Named Entity Recognition and Classification (NERC) consist of identifying and labeling specific pieces of information like proper names from free-form textual data. There are primarily three approaches to named-entity extraction: hand-crafted rule based, machine-learning based and hybrid. Rule-based approaches consist of defining heuristics in the form of regular expressions or linguistic pattern and making use of dictionaries and lexicons for extracting named-entities.
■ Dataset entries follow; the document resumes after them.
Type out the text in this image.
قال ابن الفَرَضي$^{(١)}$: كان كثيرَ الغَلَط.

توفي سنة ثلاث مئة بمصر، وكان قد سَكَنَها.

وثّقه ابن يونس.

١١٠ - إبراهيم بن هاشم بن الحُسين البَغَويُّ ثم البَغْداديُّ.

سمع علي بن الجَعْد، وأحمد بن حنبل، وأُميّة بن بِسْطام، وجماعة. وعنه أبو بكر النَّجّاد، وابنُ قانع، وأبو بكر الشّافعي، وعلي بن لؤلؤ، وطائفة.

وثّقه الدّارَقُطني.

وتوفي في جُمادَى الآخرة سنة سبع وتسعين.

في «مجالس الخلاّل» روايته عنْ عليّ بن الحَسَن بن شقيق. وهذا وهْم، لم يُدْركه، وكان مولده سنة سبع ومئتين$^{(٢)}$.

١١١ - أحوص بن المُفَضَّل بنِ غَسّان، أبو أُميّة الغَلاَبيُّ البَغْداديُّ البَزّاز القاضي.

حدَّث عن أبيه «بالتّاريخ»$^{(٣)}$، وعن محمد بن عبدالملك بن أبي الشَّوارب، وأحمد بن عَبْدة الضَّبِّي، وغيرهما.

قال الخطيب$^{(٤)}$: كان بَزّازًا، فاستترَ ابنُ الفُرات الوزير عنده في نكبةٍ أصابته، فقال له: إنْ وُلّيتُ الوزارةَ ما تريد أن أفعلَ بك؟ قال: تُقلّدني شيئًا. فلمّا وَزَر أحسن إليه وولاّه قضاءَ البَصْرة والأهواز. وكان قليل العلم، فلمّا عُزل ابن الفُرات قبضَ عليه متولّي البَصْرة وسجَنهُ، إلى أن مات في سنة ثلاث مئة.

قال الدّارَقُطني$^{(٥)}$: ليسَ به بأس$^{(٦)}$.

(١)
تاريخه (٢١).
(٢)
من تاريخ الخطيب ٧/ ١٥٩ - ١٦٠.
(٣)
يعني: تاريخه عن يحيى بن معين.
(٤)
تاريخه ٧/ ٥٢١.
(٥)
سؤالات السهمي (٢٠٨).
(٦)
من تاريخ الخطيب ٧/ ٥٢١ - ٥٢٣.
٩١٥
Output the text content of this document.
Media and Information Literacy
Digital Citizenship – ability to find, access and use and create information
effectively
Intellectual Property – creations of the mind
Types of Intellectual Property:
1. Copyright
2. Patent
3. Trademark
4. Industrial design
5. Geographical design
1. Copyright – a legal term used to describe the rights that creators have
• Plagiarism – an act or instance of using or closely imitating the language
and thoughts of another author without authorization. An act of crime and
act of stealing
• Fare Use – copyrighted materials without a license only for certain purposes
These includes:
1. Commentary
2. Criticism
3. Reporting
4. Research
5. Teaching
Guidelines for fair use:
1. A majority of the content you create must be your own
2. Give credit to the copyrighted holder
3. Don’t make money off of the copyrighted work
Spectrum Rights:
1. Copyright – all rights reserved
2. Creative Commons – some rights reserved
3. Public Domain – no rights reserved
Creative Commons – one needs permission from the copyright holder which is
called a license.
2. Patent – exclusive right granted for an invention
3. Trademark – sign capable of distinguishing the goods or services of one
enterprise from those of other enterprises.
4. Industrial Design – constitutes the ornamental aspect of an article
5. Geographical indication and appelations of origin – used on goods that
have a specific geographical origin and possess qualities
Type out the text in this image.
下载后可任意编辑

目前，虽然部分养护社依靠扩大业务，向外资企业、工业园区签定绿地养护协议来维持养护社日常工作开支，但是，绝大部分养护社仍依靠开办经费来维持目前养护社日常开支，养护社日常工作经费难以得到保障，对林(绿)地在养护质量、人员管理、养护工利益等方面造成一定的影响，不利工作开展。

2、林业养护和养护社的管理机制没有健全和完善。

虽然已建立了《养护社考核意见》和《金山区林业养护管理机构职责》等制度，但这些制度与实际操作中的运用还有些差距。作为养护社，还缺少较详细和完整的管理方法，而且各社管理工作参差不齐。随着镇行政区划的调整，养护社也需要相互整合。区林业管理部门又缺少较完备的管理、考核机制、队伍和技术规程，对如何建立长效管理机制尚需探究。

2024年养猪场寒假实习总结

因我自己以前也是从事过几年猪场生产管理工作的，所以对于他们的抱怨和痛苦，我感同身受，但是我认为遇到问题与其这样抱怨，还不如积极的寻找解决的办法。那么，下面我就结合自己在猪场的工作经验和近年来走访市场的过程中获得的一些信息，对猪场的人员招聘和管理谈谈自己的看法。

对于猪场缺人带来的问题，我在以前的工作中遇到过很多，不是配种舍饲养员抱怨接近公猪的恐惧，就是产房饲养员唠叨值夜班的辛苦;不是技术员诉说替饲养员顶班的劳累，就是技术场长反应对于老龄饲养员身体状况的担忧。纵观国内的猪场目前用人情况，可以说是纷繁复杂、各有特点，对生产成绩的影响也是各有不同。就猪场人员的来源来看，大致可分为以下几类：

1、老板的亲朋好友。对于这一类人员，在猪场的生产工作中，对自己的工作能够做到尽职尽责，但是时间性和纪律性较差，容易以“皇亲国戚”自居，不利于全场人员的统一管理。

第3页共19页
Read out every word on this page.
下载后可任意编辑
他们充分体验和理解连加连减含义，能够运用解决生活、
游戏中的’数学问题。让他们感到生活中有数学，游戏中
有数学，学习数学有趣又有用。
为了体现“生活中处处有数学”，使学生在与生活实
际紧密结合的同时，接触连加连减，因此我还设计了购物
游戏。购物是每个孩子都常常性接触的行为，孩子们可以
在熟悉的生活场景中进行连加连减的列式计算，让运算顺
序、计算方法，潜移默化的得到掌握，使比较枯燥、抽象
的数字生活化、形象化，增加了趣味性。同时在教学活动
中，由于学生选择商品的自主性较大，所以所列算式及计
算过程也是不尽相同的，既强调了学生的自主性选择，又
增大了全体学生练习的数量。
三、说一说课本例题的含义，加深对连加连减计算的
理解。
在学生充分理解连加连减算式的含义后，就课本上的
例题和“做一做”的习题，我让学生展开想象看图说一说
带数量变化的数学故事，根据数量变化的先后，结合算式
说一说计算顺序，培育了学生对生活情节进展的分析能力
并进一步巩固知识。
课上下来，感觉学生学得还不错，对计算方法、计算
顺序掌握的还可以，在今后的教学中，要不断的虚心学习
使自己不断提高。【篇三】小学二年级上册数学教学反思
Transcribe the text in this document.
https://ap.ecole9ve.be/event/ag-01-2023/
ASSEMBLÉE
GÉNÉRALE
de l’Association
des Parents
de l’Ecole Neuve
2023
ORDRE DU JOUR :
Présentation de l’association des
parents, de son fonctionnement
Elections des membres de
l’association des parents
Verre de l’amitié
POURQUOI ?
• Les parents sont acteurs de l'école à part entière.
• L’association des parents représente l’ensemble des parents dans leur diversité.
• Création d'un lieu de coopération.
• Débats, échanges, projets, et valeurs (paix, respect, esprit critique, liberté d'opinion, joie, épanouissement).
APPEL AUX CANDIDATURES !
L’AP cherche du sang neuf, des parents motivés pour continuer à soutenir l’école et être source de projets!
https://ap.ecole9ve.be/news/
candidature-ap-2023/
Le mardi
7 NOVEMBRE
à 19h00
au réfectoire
Rule-based approaches have proven to be quite successful but one of their limitations is that it requires a domain expert to manually define and encode the rules. The process of hand-engineering rules is a time consuming and tedious process. It also requires a domain expert, cannot be easily ported to other domains and languages and becomes hard to maintain. Machine learning based approaches tries to overcome these limitations by automatically learning rules or inducing a model rather than defining the rules by a human expert. In this work, we present our research on overcoming the limitations of rule-based approach by building a rapid application development framework that can expedite the process of rule-building and making it easy to maintain and apply it to other domains. We describe a framework that can enable a business user to easily define and maintain rules and lexicons.